Türkiye cezaevlerinde yaşanan ölümlere dikkat çekilen başvuruda 30 Ağustos’ta Erzincan L Tipi Cezaevi’nde Şakir Tutan’ın yaşamını yitirmesi hatırlatıldı ve “Kanser teşhisi konmasına rağmen serbest bırakılmadı. Kürt ve politikacı olarak hasta olduğunu kanıtlaması için ölmesi gerekiyordu? Çünkü, hükümetin Adli Tıp Kurumu, kanser teşhisi konulmasına rağmen cezaevinde kalacak koşulları olduğuna dair rapor yayınladı. ATK'nin Şakir Tutan hakkında verdiği bu karar, siyasi tutsakların siyasi kararla cezaevinde tutulduğunun apaçık bir işaretidir” ifadelerine yer verildi.

 ‘Ölümler şaibeli’

Türkiye’de sadece bir yıl içinde en az 81 tutuklunun yaşamını yitirdiği belirtilen başvuruda, şöyle denildi:

“Bu ölümler hiçbir zaman soruşturulmadı ve şaibeli bırakıldı. Sonuç olarak, hükümetin kontrolünde yaşanan her ölüm birer cinayettir. Ölenlerin çoğu hasta tutsaklardır. Bu tutsaklar düşüncelerinden ve siyasi faaliyetlerinden dolayı ve özellikle Kürt oldukları için hedef haline getirilmişlerdir. Kürt halkına karşı ayrımcı ve ırkçı uygulamalar cezaevlerinde faşizan boyutta yürütmektedir. Tutukluların küçük demokratik talepleri bile akıldışı bir şekilde cezaevi yönetimince soruşturma ve ceza konusu olmaktadır.”

 ‘CPT neyi bekliyor?’

 Kürt siyasi tutukluların ölüme terk edildiği vurgulanan başvuru mektubunda Ergenekon ve Hizbullah üyesi kişiler ile mafya, hırsız, tecavüz ve uyuşturucu suçuna karışanların serbest bırakıldığı belirtildi. Meclis’ten geçen son infaz yasası ile birçok adli suçlunun serbest bırakıldığı ancak Kürtlerin cezaevi koşullarının daha da ağırlaştırıldığı anlatılan mektupta “CPT, hareket geçmeden önce hasta tutsakların günden güne ölmesini mi bekliyor?
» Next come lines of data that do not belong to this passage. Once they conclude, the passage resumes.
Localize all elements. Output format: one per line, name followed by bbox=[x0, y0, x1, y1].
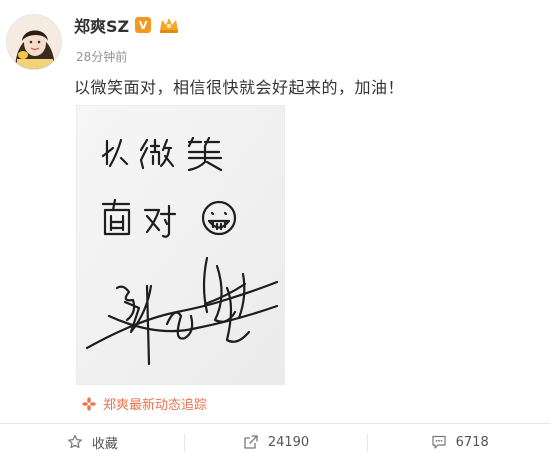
weibo-post: 郑爽SZ V 28分钟前 以微笑面对，相信很快就会好起来的，加油！ 郑爽最新动态… bbox=[0, 0, 551, 460]
tracking-link-label[interactable]: 郑爽最新动态追踪 bbox=[103, 394, 207, 413]
author-name[interactable]: 郑爽SZ bbox=[74, 13, 129, 37]
comment-count: 6718 bbox=[455, 434, 489, 450]
avatar[interactable] bbox=[6, 14, 62, 70]
action-bar: 收藏 24190 6718 bbox=[0, 424, 551, 460]
comment-icon bbox=[430, 433, 448, 451]
verified-badge-icon: V bbox=[135, 17, 152, 33]
share-button[interactable]: 24190 bbox=[183, 424, 368, 460]
avatar-image bbox=[7, 15, 61, 69]
topic-tracking-link[interactable]: 郑爽最新动态追踪 bbox=[80, 394, 207, 413]
share-icon bbox=[242, 433, 260, 451]
vip-crown-icon bbox=[157, 16, 181, 34]
favorite-button[interactable]: 收藏 bbox=[0, 424, 184, 460]
post-image[interactable] bbox=[76, 105, 285, 385]
comment-button[interactable]: 6718 bbox=[367, 424, 551, 460]
post-text: 以微笑面对，相信很快就会好起来的，加油！ bbox=[74, 78, 405, 97]
author-row: 郑爽SZ V bbox=[74, 14, 181, 36]
favorite-label: 收藏 bbox=[91, 436, 118, 452]
pinwheel-icon bbox=[80, 395, 98, 413]
handwritten-note-photo bbox=[77, 106, 284, 384]
share-count: 24190 bbox=[267, 434, 310, 450]
star-icon bbox=[66, 433, 84, 451]
post-timestamp[interactable]: 28分钟前 bbox=[76, 48, 127, 65]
Bu meseledeki hakikat şu ki, cezaevinde infazını tamamlayan ve disiplin cezası olmayan çok sayıda tutuklu Kürt olduklarından pişman olmadıkları için serbest bırakılmamaktadır” denildi.
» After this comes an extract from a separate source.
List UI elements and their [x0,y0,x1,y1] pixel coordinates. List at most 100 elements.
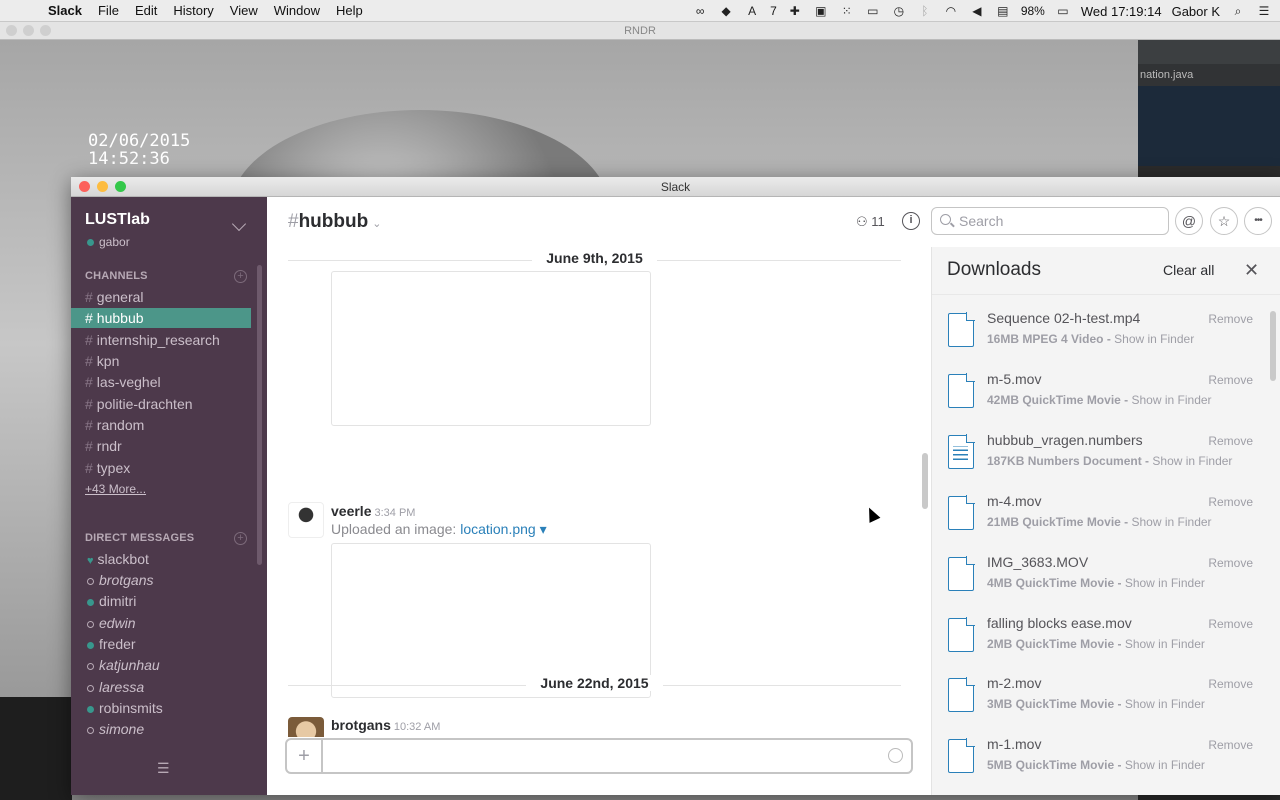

 ‘İvedilikle harekete geçin’

Türkiye cezaevlerinde işkence vakalarının da yaşandığı ifade edilen başvuruda son olarak şöyle denildi: 

“Türk cezaevlerinde faşizan ve ırkçı pratiklere maruz kalan onbinlerce insan vardır. Sistematik ölüm ve cinayetler bu uygulamaların sonucu olarak devam etmektedir. Bu yeni yasayla, tutukluların umut hakkı ortadan kaldırıldı. Ağır hasta tutsaklar ölüme terkedilirken aileleriyle görüşme hakkı sınırlandırılıyor. CPT, işkence yapan ve yaşam hakkını ihlal eden Türk cezaevlerine yönelik bir inceleme ve soruşturma başlatmalıdır. Rapor sonucu kamuoyuyla paylaşılmalı ve bütün bu ihlalden sorumlu olan Türkiye uyarılmalı ve mahkûm edilmelidir. İvedilikle harekete geçin.”